Foi assim que a jogadora do Terracap/Brasília Vôlei retornou para a fazenda onde passou parte da infância no último recesso da equipe. O complexo percurso seria desmotivador para a maioria. Não para ela. “Lá é onde eu esqueço de tudo.  Fico com as pessoas pelas quais dedico minha vida. Quando estou lá quero fazer valer a pena tudo o que eu perdi, datas de aniversário, encontros, tudo o que eu não pude ter”, revela.

Numa família de cinco irmãs e três irmãos, ela é uma das mais novas. Hoje, de fato, Domingas vive outra vida. Jogando no Brasília Vôlei e morando num apartamento mobiliado em Águas Claras-DF, esta realidade é completamente diferente da que ela almejava quando ainda residia em Tocantins. “Saí de casa e tive que ir para a cidade trabalhar em troca de estudo aos seis anos, pouco depois da separação dos meus pais. Só que existe uma escravidão no Paranã. As pessoas pegam os filhos de quem não tem condições para criar e falam que vão dar estudo, mas simplesmente escravizam a criança. No fim você trabalha em troca de um prato de comida”, enfatiza. “Nessa casa eu fazia de tudo. Tive que aprender a lavar, passar, cozinhar e (acredite) cuidar de outras crianças”.  

Violência silenciada

“Era muito triste para a minha mãe ver a gente passar por aquela situação, mas infelizmente ela não podia fazer nada. Quando tinha 13 anos, fui passar as férias com ela e disse que queria uma história diferente para a minha vida.” As recordações voltam. “Lembro de um dia que uma mulher me bateu, tenho até as marcas no corpo. Ela me espancou e acertou minha cabeça muito forte na parede, mas a gente não podia contar para a minha mãe porque essas pessoas nos batiam mais depois. Tinha que dizer que estava tudo bem.”

Alívio no sofrimento

“Saí desta casa onde trabalhava aos 14 anos, quando minha mãe me buscou após saber o que eu sofria. Quando voltei para a fazenda, minha irmã Silvânia, que tinha ido tentar a vida em Palmas, ficou sabendo o que tinha acontecido comigo e pediu a minha mãe para que morasse, estudasse e trabalhasse com ela. Graças a Deus deu certo.”

Inspiração no esporte

O estímulo para ingressar no esporte veio de Silvânia, inspiração de Domingas, que jogava vôlei de areia. “Ela me disse que eu era alta, tinha um porte físico bom e que talvez pudesse jogar. Então me levou para a areia”. Para sua tristeza, essas características não eram suficientes para que se desse bem na modalidade. “Eu era um desastre, muito ruim, não sabia jogar. Chorava e falava que não queria mais.”

Reviravolta

Tudo relacionado ao esporte parecia conspirar contra Domingas. Entretanto, para quem já passou por tanta coisa, não desistiria tão fácil. “Silvânia me ofereceu para o treinador do melhor time da cidade, mas por ter muitos vícios de quem joga na areia, fui rejeitada. Em seguida participei dos jogos escolares de vôlei de quadra pelo Colégio Dom Bosco.” Enfim entramos no assunto vôlei, e aí ela se recorda do recomeço de carreira. “Quando o treinador que havia me rejeitado me viu pessoalmente nos jogos escolares, comentou que tinha futuro e me queria na equipe. Aceitei e depois de um mês de treinamentos fui para a Seleção do Tocantins.”

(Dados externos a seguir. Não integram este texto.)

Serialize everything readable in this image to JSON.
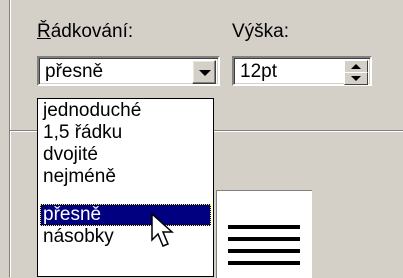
{
  "spacing": {
    "label_prefix": "",
    "label_underlined": "Ř",
    "label_rest": "ádkování:",
    "selected_value": "přesně",
    "options": [
      "jednoduché",
      "1,5 řádku",
      "dvojité",
      "nejméně",
      "přesně",
      "násobky"
    ],
    "selected_index": 4
  },
  "height": {
    "label": "Výška:",
    "value": "12pt"
  },
  "colors": {
    "dialog_bg": "#d4d0c8",
    "selection_bg": "#000080",
    "selection_text": "#ffffff"
  },
  "icons": {
    "dropdown": "chevron-down-icon",
    "spin_up": "spin-up-icon",
    "spin_down": "spin-down-icon",
    "cursor": "mouse-pointer-icon"
  }
}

Já atuando pela Seleção do Estado, conquistou a atenção de alguns olheiros presentes e os convites para atuar fora começaram a aparecer. Entre indecisões e decisões, resolveu junto à irmã que iria para o Rio Grande do Sul, onde ficou por um ano e disputou a Taça Paraná. “Foi terrível, não me adaptei, eu era um bicho do mato, não conseguia, não me adaptava. Quando terminou a temporada voltei para o Paranã.”

Percalços e socorro

 O que parecia estar caminhando bem, voltou a desandar. A ponteira/oposta confessa que na volta “pensou em desistir de tudo”. Ela cruza as mãos e detalha que quando chegou em casa pensou que tinha feito tudo errado. Então sentou-se, fechou os olhos e esbravejou: “Senhor, eu estou aqui, neste lugar, quero dar uma vida diferente para a minha mãe, para a minha família e olha só, estraguei tudo! Voltei para cá de novo e não tenho mais nenhuma chance, mais nenhuma esperança.” A prece parece ter sido ouvida e, já arrepiada, complementa.  “Naquela mesma noite, um homem foi até a fazenda dar um recado que tinha alguém de São Paulo me procurando.”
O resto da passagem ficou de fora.